Hitzewellen waren der Haupttreiber: Anhaltend hohe Temperaturen beschleunigten die Pflanzenentwicklung, verkürzten die Kornfüllungsperiode und fielen in vielen west- und mitteleuropäischen Gebieten mit erschöpften Bodenwasservorräten zusammen. In Ungarn etwa wurde eine bereits bestehende Dürre durch die Hitze verschärft, was sowohl Winter- als auch Sommerkulturen beeinträchtigt. Lokale Stürme und Hagel in Teilen Italiens, Sloweniens, Kroatiens und Deutschlands haben mechanische Schäden verursacht und die Qualitätsaussichten für Sonnenblumenköpfe kurz vor der Reife zusätzlich verkompliziert.
Mit Blick auf August erhöhen anhaltend heiße und trockene Bedingungen, die für Westeuropa prognostiziert werden, das Risiko weiterer Abwertungen bei spätreifen Sonnenblumenbeständen. Wo Bewässerung und Restbodenfeuchte ausreichen (insbesondere in einigen französischen und iberischen Regionen), ist eine teilweise Erholung noch möglich, doch das Aufwärtspotenzial für die Erträge scheint begrenzt. Insgesamt bleibt das Wetter ein preisstützender Faktor, während der Markt auf genauere Erntedaten wartet.
Handelsausblick (nächste 4–6 Wochen)
- Ölmühlen (EU): Erwägen Sie, einen höheren Anteil des Saatbedarfs für Q4 2026 bei aktuellen Rücksetzern zu decken, insbesondere aus Schwarzmeer- und Balkanherkünften, da weitere Ertragskürzungen im Westen die Basen verteuern könnten.
- Erzeuger (EU West): Verfolgen Sie, sofern Lagerraum vorhanden ist, eine leicht abwartende Verkaufsstrategie für noch unverkaufte neue Ernte; lokale Produktionsausfälle und Qualitätsbedenken könnten Prämien gegenüber Futures und Importparität stützen.
- Importeure / Snack-Industrie: Sichern Sie sich zumindest eine Teildeckung mit hochwertiger Ware aus Bulgarien, Moldau und der Ukraine, solange EUR-Preise gegenüber chinesischen Offerten, die einen stabilen Aufschlag aufweisen, wettbewerbsfähig bleiben.

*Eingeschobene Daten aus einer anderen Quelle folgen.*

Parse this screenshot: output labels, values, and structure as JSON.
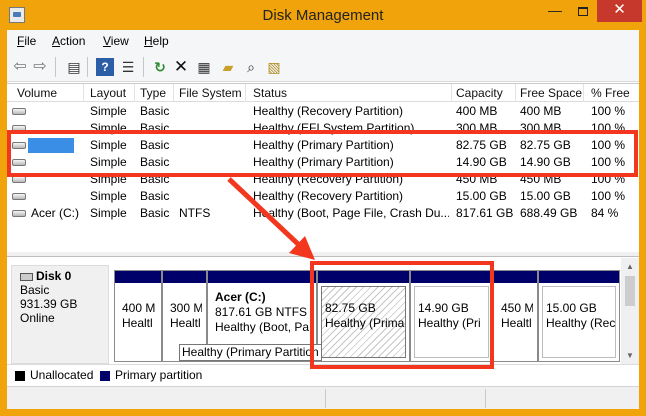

- Spekulative Marktteilnehmer: Die Marktpositionierung begünstigt eine moderat Long-orientierte Haltung in sonnenblumenbezogenen Spreads gegenüber komfortableren Getreidearten, jedoch ohne Übertreibung, da endgültige EU-Erntedaten auf dem Balkan noch positiv überraschen könnten.
3-tägiger Richtungs-Ausblick für die Preise
- Schwarzmeer-Sonnenblumenkerne (FOB, EUR): Leicht bullische Tendenz; moderates Risiko weiterer Festigkeit aufgrund anhaltender Wetterbedenken.
- EU-Balkan-Sonnenblumenkerne & -saaten (FCA, EUR): Überwiegend stabil bis leicht fester, gestützt durch wettbewerbsfähige Nachfrage westeuropäischer Ölmühlen und Snack-Käufer.
- Ukrainisches rohes Sonnenblumenöl (CPT, EUR): Neutral bis leicht weicher, da Ölwerte der Saatfestigkeit hinterherhinken und den breiteren Pflanzenölspreads folgen.